Recommended by Our Editors

Kane & Lynch

This is two dudes but you can’t have one without the other. IO Interactive’s shooter franchise (if you can call two games a franchise) stars Adam “Kane” Marcus and James Lynch, two irredeemable reprobates who meet on the way to death row. Things only go downhill from there, as they’re busted out by a crime syndicate and tasked with recovering stolen money. Along the way, they commit more than their share of atrocities, in part due to Lynch’s violent psychosis that causes him to hallucinate and indiscriminately slaughter hostages.
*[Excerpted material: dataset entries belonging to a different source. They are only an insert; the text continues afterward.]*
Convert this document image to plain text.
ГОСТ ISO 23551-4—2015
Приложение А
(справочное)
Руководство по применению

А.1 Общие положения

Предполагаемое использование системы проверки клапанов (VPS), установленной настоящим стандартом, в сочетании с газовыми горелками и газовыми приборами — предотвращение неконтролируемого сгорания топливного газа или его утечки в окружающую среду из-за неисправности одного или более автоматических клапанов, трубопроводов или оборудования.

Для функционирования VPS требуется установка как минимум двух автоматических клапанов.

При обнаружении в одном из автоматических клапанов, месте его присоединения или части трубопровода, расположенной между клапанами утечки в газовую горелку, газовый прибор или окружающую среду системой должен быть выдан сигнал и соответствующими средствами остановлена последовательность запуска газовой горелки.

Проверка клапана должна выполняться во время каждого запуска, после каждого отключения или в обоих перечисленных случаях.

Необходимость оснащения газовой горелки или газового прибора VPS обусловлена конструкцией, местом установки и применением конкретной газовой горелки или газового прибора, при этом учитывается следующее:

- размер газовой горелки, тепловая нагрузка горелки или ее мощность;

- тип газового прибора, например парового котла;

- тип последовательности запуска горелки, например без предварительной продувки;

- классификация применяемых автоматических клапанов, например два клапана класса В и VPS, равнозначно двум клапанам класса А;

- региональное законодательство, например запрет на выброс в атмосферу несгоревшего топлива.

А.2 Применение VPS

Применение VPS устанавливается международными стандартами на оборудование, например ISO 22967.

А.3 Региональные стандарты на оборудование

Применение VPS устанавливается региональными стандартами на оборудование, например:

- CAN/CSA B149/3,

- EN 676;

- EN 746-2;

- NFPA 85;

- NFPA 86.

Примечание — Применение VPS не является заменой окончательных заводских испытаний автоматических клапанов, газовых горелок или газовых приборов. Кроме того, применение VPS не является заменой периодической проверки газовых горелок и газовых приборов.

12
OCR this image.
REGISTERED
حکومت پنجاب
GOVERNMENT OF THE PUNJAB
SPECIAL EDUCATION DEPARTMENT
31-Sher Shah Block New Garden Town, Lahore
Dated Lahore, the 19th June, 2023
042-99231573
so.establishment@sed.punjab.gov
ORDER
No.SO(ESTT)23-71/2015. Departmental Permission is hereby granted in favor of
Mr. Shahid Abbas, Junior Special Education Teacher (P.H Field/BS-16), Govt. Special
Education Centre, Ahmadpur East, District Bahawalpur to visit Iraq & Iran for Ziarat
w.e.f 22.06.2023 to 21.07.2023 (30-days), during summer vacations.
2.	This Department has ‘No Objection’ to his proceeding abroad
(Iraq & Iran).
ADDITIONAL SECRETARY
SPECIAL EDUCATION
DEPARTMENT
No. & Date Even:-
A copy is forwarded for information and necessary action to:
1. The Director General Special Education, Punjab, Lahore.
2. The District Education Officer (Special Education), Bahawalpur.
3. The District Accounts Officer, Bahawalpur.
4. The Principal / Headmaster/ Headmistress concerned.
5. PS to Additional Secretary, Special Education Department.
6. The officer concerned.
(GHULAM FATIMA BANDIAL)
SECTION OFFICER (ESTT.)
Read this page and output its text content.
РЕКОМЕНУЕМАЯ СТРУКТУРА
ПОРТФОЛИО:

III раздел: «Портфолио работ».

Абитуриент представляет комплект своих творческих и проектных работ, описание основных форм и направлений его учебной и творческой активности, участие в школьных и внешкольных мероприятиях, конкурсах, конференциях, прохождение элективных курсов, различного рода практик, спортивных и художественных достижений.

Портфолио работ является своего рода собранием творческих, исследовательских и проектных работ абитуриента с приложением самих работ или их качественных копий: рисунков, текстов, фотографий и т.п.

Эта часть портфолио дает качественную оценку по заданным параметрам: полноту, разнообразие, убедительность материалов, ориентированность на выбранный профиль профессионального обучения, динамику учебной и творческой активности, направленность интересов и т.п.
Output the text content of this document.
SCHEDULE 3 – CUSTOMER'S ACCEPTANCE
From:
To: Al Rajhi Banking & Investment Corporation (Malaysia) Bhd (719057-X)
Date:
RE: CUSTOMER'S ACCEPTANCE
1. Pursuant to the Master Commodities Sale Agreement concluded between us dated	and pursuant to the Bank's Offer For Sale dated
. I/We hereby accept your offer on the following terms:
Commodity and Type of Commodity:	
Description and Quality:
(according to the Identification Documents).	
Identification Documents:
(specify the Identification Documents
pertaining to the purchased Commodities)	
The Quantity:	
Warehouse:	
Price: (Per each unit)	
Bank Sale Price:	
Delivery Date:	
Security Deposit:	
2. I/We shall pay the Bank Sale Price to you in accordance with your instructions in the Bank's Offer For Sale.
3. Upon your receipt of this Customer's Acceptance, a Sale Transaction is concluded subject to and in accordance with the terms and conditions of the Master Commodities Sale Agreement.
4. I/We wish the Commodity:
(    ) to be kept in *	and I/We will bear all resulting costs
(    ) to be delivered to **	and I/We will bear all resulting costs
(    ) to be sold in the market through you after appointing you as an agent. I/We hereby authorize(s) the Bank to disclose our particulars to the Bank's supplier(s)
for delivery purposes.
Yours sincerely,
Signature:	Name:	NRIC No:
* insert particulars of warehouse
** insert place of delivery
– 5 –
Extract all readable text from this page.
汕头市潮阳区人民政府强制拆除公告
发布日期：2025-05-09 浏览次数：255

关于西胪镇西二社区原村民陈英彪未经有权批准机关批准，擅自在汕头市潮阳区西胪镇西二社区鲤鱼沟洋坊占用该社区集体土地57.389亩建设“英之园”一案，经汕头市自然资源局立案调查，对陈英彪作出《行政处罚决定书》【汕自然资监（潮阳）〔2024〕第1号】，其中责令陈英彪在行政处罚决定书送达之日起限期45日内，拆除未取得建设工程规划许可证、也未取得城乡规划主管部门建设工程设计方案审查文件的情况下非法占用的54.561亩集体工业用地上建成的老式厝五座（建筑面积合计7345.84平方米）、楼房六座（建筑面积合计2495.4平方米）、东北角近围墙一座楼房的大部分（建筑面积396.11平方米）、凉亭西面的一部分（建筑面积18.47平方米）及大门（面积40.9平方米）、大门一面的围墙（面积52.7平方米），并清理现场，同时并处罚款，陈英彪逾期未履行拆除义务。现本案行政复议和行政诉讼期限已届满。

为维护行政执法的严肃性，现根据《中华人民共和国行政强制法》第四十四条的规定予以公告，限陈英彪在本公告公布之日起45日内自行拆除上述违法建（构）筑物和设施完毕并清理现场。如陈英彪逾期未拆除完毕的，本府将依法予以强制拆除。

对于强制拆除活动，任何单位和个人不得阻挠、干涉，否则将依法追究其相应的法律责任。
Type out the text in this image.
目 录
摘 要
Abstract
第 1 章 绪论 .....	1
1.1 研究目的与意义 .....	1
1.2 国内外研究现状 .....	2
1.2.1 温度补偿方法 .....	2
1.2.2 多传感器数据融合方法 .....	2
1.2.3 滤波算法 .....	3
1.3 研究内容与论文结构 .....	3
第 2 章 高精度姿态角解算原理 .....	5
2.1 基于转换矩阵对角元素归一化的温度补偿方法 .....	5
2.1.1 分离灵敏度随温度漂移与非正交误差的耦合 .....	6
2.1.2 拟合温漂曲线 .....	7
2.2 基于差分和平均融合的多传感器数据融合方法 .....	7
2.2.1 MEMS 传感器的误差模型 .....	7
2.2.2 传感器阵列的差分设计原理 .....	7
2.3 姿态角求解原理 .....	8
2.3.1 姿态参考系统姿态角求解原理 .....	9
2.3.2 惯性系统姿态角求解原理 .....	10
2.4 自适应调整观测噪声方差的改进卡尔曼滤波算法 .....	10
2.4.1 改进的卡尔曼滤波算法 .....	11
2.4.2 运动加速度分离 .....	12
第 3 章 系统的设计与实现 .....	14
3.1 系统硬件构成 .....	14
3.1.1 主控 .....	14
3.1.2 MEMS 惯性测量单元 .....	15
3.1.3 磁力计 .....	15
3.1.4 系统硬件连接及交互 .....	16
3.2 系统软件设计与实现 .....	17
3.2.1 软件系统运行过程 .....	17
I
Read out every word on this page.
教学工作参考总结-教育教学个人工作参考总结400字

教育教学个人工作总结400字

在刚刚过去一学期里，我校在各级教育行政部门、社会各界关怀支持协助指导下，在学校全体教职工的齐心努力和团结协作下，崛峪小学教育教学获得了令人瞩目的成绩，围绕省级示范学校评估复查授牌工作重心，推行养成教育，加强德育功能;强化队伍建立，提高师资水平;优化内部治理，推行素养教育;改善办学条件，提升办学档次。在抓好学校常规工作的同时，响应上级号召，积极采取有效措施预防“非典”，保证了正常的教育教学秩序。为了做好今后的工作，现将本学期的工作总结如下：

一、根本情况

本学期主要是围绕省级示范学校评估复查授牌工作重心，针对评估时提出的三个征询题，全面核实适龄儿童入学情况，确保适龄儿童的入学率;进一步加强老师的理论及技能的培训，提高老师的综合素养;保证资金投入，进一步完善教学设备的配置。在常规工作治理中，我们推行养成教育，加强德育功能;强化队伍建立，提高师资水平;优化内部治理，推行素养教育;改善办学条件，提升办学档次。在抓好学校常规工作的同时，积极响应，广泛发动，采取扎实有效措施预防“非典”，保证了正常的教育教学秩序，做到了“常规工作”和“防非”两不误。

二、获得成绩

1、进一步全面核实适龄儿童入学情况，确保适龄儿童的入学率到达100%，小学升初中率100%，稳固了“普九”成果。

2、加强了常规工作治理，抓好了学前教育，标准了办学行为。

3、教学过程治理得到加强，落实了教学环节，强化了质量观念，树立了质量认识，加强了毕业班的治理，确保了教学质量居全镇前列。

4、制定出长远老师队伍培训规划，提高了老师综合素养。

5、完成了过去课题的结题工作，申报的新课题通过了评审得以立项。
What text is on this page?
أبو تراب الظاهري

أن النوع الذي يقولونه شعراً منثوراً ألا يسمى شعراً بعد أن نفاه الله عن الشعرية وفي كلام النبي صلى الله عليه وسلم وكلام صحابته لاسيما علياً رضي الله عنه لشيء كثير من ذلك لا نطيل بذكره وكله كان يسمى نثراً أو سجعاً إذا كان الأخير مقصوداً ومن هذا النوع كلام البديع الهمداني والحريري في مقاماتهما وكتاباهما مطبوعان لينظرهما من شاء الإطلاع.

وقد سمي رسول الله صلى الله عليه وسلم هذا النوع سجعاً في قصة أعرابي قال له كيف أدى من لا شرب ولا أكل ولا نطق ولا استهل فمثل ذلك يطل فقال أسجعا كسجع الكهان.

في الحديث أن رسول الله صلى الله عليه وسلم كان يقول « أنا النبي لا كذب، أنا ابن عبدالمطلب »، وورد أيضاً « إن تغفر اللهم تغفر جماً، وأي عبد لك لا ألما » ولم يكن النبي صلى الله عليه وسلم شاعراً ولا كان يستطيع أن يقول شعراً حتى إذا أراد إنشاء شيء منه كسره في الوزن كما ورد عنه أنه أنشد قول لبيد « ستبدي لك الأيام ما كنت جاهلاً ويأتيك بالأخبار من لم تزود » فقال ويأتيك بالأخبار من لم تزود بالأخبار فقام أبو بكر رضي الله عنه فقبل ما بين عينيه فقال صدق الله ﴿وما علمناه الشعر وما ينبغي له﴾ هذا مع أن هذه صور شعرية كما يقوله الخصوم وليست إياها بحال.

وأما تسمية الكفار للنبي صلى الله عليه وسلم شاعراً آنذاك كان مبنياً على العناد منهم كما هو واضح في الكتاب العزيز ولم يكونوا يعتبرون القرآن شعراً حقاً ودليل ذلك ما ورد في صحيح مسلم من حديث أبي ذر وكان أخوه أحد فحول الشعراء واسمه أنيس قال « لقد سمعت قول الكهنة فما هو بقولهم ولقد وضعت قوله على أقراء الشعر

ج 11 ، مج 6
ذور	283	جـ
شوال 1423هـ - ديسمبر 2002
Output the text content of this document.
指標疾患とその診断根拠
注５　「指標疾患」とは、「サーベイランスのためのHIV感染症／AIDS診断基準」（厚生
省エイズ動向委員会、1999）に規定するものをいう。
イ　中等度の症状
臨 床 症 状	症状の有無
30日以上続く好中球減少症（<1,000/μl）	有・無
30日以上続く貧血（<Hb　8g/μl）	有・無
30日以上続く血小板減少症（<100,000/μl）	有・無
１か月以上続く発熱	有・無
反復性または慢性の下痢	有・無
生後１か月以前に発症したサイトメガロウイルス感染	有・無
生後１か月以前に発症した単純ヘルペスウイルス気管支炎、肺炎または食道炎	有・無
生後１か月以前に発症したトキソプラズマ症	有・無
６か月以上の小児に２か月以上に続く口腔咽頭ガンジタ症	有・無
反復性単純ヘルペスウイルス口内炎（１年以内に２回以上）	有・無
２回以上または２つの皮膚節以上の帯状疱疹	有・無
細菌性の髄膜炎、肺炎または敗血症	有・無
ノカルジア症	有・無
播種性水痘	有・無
The sequel, Dog Days, was described by its art director as an “anti-game” because of how uncomfortable it was supposed to make you feel.

Rufus

Adventure games often have you controlling characters who make stupid decisions to keep the plot moving, but the protagonist of the Deponia series is so idiotic that it’s painful. Rufus is a self-obsessed, clueless, desperately horny misogynist who spends the series in pursuit of a woman named “Goal.” In scene after scene, he mooches, cringes, and screws everything up no matter what good choices the player makes. And he talks so much—often in lines that seem to have been badly translated—that it’s exhausting. One of the most notoriously obnoxious protagonists in gaming history.

Richard Marcinko

The protagonist of 2009 first-person shooter Rogue Warrior is based on a real person, but that makes things worse. Richard Marcinko—as voiced by Mickey Rourke in the game—might be the edgiest boi alive, as he infiltrates North Korea to take out a missile defense system. Marcinko is constantly unleashing profanity-filled tirades during his mission, obviously to give the bland game some sort of character. It doesn’t work and will have you reaching for the mute button in seconds. It’s probably for the best that you can complete the entirety of Rogue Warrior in a little over two hours, because any more time spent with this guy would be torture worse than any prison camp.